USGS-R / drb-estuary-salinity-ml

Creative Commons Zero v1.0 Universal
0 stars 4 forks source link

usgs data getting dropped between fetch and munge step #27

Closed galengorski closed 2 years ago

galengorski commented 2 years ago

It looks like there are some data that get dropped during the munge step of the pipeline. Looking specifically at usgs site 01463500 (Trenton) in 1_fetch/out , I see specific conductance data with a parameter flag "A" which indicates that it's approved. However in 1_munge/out/usgs_nwis_01463500.csv, there is no specific conductance data. I wonder if this is an issue with the flags maybe? I haven't systematically checked with the other sites yet, but maybe it is an issue elsewhere.

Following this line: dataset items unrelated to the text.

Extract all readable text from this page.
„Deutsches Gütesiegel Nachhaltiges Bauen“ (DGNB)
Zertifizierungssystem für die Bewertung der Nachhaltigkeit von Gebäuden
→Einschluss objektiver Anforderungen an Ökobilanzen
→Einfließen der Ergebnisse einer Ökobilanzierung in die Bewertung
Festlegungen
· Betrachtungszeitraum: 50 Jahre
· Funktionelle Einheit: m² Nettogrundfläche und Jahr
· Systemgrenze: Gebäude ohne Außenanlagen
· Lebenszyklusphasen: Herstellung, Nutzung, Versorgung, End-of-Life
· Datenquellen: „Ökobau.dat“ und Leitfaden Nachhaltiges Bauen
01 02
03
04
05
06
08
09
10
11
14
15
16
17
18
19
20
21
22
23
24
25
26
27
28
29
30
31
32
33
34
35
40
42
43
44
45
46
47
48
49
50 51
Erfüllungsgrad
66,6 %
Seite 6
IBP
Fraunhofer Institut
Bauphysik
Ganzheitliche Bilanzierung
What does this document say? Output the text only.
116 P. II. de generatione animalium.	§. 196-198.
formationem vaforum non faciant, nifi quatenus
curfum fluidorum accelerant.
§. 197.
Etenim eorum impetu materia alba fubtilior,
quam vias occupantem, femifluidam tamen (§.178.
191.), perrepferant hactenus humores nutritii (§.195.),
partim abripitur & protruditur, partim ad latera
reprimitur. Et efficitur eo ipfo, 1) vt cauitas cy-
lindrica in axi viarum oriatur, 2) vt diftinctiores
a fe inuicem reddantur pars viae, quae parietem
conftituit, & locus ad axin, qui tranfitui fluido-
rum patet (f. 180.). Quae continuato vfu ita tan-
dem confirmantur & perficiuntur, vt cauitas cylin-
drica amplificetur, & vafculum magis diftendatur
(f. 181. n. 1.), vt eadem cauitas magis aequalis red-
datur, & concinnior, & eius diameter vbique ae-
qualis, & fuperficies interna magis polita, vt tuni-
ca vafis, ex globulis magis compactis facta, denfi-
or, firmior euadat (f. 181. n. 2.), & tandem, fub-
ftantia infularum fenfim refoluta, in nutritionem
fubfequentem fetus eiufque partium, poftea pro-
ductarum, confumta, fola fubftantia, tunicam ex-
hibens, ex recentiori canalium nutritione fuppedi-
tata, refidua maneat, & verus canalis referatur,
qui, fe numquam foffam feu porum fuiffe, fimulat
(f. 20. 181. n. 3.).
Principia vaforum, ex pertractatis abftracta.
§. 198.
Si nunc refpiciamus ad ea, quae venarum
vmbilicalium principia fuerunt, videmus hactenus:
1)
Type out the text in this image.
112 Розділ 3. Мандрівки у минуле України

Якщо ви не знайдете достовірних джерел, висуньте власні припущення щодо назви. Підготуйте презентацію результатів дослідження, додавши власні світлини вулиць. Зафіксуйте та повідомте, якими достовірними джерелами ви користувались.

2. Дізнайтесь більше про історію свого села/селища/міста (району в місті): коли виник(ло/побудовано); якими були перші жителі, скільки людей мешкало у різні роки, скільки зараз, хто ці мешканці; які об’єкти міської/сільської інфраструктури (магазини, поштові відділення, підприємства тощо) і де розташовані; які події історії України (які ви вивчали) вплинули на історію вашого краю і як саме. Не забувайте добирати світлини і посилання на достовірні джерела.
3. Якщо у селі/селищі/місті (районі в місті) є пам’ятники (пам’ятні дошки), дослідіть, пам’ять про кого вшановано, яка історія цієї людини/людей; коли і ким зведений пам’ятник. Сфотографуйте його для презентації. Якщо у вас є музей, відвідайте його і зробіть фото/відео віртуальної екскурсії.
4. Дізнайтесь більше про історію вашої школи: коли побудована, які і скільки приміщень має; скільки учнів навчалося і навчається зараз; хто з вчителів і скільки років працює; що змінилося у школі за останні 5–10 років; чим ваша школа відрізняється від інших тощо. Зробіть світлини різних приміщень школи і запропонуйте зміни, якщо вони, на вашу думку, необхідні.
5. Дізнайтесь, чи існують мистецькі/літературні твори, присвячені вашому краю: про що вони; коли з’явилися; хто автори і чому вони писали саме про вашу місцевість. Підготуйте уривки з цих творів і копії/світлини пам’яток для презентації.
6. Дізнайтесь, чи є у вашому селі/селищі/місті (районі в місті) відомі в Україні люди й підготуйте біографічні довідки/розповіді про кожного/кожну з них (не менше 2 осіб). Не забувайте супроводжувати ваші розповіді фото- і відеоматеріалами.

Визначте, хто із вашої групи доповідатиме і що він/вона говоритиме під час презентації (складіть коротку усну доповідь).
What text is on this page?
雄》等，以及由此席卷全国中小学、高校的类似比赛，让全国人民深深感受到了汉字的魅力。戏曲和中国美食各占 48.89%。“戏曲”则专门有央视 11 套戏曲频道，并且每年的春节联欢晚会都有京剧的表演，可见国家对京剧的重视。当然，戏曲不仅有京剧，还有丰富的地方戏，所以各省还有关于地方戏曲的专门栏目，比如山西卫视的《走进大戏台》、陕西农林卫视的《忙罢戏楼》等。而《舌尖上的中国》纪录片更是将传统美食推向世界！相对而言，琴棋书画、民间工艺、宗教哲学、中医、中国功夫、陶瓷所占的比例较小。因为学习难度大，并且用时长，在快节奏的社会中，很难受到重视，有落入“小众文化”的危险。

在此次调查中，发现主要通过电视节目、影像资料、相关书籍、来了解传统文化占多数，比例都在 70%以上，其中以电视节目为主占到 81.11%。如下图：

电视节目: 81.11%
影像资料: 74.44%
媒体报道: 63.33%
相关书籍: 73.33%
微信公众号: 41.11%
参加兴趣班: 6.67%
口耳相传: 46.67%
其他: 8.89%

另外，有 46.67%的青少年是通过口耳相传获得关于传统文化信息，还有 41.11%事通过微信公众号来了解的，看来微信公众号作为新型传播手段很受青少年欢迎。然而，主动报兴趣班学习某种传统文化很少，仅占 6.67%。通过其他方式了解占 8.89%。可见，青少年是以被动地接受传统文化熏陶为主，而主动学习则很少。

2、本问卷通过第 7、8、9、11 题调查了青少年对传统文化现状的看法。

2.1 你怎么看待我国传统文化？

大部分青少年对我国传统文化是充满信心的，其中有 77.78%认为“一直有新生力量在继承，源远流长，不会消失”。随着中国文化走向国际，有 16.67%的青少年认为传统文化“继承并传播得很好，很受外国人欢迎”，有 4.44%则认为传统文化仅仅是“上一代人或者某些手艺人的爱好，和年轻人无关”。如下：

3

galengorski commented 2 years ago

btw, the data that I am referencing is data that I downloaded manually from s3

amsnyder commented 2 years ago

That data is getting dropped because the timestep on the data file is every 15 mins, but it looks like the conductivity data is only being measured hourly....so the script is dropping the data thinking that only 25% of the data is available for the day. I need to see if there is a way to query what the timestep of the measurements should be instead of just using the timestamps I guess.

amsnyder commented 2 years ago

If you want a quick fix, I can set the threshold so that 1% of measurements for a day are required instead of 50% of measurements. Would that be helpful? I could apply that right now and update the data.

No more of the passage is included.